Видимо, им все-таки придется выйти из машины на яркое солнце, залившее стоянку, и пройти мимо толпы на ступенях.
Том нервно причесывал волосы рукой.
– Ну все, – сказал он, – назад дороги нет.
– М-да… – кивнул отец. Барри тоже кивнул. Мать обернулась:
– Скоро все кончится, дорогой.
Но ее ярко-голубые глаза потускнели от усталости, и говорила она не очень уверенно.
Выходя из машины, Элли молилась, чтобы пошел дождь. Чтобы небо стало низким, угольно – свинцовым с громадными темными тучами, затянувшими солнце; чтобы над зданием суда раздались громовые раскаты. Но нет, над головой была синева с медленно плывущими облачками цвета клавиш на старом фортепиано. На ее плечи и шею словно опустился тяжелый груз. Через двадцать пять лет это точно кончится, подумала она. Я буду далеко, и никто и не вспомнит.

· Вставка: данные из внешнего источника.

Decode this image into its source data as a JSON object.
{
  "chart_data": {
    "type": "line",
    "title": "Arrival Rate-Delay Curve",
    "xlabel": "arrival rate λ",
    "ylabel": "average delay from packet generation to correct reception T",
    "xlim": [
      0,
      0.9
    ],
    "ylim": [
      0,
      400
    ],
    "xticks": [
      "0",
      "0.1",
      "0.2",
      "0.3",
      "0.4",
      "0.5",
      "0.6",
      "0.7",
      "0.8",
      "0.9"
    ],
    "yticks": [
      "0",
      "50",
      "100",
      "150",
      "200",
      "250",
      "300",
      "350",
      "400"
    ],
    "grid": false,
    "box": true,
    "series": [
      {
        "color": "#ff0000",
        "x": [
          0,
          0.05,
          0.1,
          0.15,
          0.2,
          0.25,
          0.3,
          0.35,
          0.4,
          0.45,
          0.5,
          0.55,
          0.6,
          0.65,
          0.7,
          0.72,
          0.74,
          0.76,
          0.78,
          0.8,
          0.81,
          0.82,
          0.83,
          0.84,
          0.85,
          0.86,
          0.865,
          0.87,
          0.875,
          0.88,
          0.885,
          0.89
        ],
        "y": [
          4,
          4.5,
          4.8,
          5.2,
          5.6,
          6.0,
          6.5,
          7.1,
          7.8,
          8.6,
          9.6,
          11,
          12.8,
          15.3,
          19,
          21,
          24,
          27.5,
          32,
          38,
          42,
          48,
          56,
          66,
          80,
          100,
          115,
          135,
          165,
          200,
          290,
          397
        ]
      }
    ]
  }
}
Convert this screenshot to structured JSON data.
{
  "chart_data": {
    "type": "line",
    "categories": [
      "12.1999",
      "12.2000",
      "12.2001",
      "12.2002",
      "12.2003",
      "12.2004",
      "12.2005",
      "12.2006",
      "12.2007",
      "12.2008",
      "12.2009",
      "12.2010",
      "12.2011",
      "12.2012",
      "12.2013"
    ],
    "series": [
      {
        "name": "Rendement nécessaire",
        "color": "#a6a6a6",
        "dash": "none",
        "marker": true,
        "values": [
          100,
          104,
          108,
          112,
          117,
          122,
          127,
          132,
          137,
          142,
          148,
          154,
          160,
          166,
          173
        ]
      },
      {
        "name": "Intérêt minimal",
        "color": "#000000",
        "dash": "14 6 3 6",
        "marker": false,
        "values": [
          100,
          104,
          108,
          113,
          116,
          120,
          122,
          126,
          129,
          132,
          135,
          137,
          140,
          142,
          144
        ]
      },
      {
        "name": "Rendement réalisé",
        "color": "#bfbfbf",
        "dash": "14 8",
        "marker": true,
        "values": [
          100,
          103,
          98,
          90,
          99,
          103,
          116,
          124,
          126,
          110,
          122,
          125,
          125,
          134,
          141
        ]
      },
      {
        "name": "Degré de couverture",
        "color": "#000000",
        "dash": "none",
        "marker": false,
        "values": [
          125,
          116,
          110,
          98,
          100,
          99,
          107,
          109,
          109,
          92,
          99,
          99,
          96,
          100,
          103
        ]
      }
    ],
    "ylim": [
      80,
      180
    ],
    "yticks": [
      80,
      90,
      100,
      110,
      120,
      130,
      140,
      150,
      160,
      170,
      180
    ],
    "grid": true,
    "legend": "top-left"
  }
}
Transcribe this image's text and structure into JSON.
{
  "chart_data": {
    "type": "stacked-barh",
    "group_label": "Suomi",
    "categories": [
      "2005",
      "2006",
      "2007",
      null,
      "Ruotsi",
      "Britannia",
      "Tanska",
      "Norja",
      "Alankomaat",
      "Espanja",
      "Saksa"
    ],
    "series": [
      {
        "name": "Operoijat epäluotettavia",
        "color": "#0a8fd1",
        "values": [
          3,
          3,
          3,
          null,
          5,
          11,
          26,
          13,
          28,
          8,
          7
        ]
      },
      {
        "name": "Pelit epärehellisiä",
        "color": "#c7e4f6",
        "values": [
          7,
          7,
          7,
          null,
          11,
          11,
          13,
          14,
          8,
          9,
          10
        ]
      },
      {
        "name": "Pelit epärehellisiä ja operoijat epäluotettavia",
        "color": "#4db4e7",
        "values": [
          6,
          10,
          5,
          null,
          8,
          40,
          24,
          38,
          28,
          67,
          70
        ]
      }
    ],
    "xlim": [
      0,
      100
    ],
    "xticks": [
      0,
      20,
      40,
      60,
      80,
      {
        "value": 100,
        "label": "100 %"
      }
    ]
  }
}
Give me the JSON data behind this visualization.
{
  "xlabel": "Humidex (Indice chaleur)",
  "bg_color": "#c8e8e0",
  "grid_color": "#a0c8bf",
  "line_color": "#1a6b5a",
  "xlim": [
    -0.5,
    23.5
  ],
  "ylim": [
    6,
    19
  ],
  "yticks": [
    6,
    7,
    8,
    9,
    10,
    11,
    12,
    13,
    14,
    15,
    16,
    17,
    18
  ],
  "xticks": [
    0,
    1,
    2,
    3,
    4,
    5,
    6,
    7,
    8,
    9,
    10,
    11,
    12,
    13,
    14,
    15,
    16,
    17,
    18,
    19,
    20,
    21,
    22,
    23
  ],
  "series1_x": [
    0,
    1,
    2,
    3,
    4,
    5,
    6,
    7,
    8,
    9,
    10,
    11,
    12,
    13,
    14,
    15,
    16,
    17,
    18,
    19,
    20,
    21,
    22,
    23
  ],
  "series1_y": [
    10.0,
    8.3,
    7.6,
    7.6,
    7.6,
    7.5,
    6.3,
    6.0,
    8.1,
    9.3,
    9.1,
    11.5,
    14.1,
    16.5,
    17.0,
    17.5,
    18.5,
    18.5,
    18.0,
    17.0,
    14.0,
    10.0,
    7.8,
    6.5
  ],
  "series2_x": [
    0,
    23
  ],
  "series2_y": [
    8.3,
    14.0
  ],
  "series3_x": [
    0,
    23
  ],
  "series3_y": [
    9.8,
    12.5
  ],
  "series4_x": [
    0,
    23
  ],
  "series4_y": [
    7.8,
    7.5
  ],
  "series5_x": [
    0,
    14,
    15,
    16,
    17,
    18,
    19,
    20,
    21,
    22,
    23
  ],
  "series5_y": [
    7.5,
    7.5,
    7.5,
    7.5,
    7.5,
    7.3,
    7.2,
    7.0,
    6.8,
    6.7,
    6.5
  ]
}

Барри шел впереди, за ним Том и отец – можно подумать, если шагать быстро, это что-нибудь изменит. Элли с матерью ступали чуть позади. Элли схватилась за ее рукав, чтобы та шла чуть помедленнее:
– Мне страшно.
Мать обняла ее и притянула к себе. И Элли вдруг захотелось, чтобы она сказала: «Знаешь что, дочь? Мы не можем заставлять тебя делать такое. Это несправедливо, ты всего лишь маленький ребенок. Давай поедем домой».
Но вместо этого она произнесла:
– Ни на кого не обращай внимания. Пойдем, милая, мы нужны Тому.
А потом вырвала руку, вздернула подбородок и зашагала уверенно по прямой.
И в тот момент Элли поняла, что ей никто не поможет, потому что каждого сейчас заботит только одно: как бы самому не струхнуть, не потерять уверенность в себе. Все они в этом деле были поодиночке, как четыре острова, плывущих за Барри по стоянке.
Она чувствовала себя очень неуверенно, ноги стали как веретена, ей казалось, что все смотрят и оценивают, как она одета, а сама она двигается неуклюже, как буратино. Она замедлила шаг, замечая каждый жест, каждый взгляд, каждое слово, брошенное группой ребят на ступеньках. От них веяло настороженностью, точно они готовы были наброситься на нее в любой мо -мент. Они шептались, прикрывая рты руками, смотрели на них, не мигая, подталкивали друг друга локтем. Элли догадывалась, о чем они говорят. Это он, ага. И его папаша с мамашей, а вот и сестра – ага, та самая.
Когда Том был на середине лестницы, Стейси показала на него пальцем. Прямо вот так взяла и ткнула, как будто он был в телевизоре и не мог ее видеть.
– Узнаешь? – сказала она подруге. – Теперь поняла, кто это?
Элли замерла как вкопанная, оглядела парковку, надеясь увидеть вооруженное подкрепление, что ли, – танки, что было бы неплохо, а еще батальоны солдат, стирающих любопытство с лиц автоматными очередями. Но ее желаниям не суждено было сбыться. Никто не явился на помощь.
Значит, придется притвориться, что речь не о ее семье. Большинство ребят были из колледжа Тома – она их вообще не знала, они не знали ее, и никогда больше не увидят после сегодняшнего дня, а если она не станет реагировать, им просто станет скучно. Надо просто пройти мимо, не так уж это и страшно. Том уже вошел в здание, Барри с отцом тоже – никто по дороге их не линчевал. Теперь вот и мама заходит, и вот она уже внутри – за исключением пары ухмылок, ничего не случилось.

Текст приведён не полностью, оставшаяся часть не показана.